Sometime during the quest of Thorin's Company for Erebor, the group stops at Rivendell and stays for a few days. The whole quest takes place within the year T.A. 2941. Ten years before, Aragorn is born, and at his age of two, his father fell, where he was thereafter taken care of by Elrond.
My question is: despite Viggo Mortensen's decline of the role, is it possible that the filmmakers/studio would let Peter Jackson feature Aragorn as a ten-year-old boy in The Unexpected Journey as a cameo in the Rivendell scene, even if Aragorn is not of Hobbit-related canon?
Answer
Yes, he could have appeared.
Aragorn was being fostered in Rivendell at the time Bilbo and the Dwarves visited, and the material covering this is allowed to be used in the movies, so there was absolutely nothing to stop Jackson & co from having him there.

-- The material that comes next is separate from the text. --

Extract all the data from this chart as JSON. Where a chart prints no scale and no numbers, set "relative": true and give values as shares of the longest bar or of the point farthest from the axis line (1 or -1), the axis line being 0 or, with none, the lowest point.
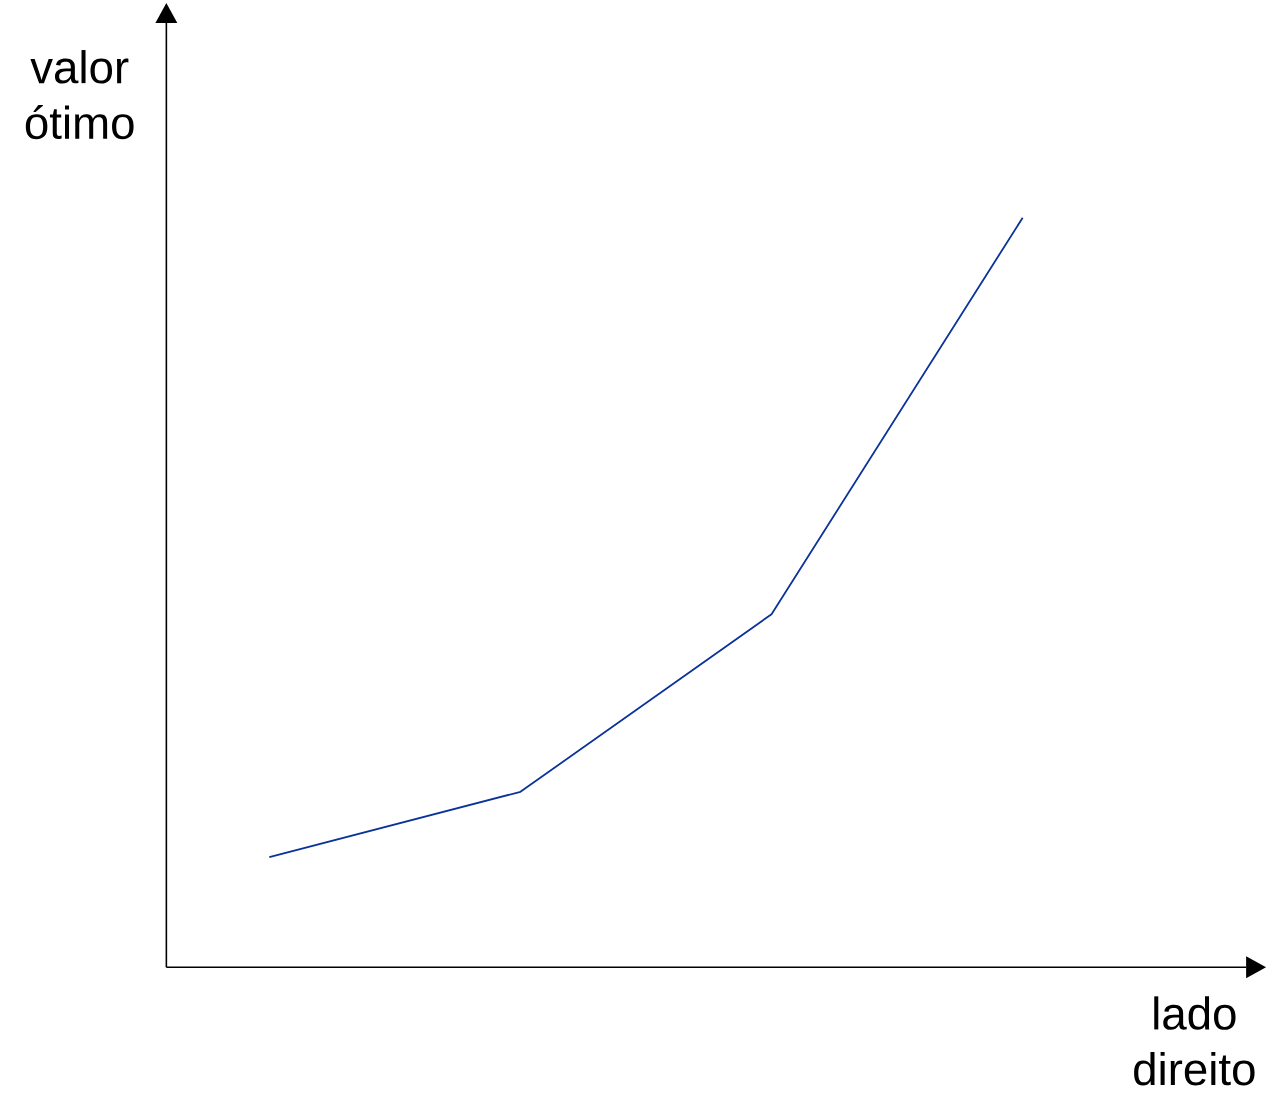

However, you need to remember one important point. There is a third movie still to come.
On Bilbo's return journey he also visited Rivendell, as is noted in Chapter 19, the Last Stage:
It was on May the First that the two came back at last to the brink of the valley of Rivendell, where stood the Last (or the First) Homely House.
Here, Bilbo and Gandalf stay a while at Rivendell, and
When the tale of their journeyings was told, there were other tales, and yet more tales, tales of long ago, and tales of new things, and tales of no time at all, till Bilbo's head fell forward on his chest, and he snored comfortably in a corner.
Bilbo stays a week, frolics a little with the Elves, and finally leaves:
Weariness fell from him soon in that house, and he had many a merry jest and dance, early and late, with the elves of the valley. Yet even that place could not long delay him now, and he thought always of his own home. After a week, therefore, he said farewell to Elrond, and giving him such small gifts as he would accept, he rode away with Gandalf.
The point I'm making here is that just because Aragorn wasn't in the first movie, you shouldn't assume that he's not going to be in the Hobbit movies at all. The two events I quote here (tales and frolicing) provide examples of where he might have been present, if needed.
So if Jackson wants to include him as a thematic link to LotR, the third movie would seem a more logical place to have him included, so that Aragorn's story can run from the Hobbit movies to the LotR movies without interruption in the form of Bilbo's adventures.
Update - 23rd December 2014
And he was included, but in name only.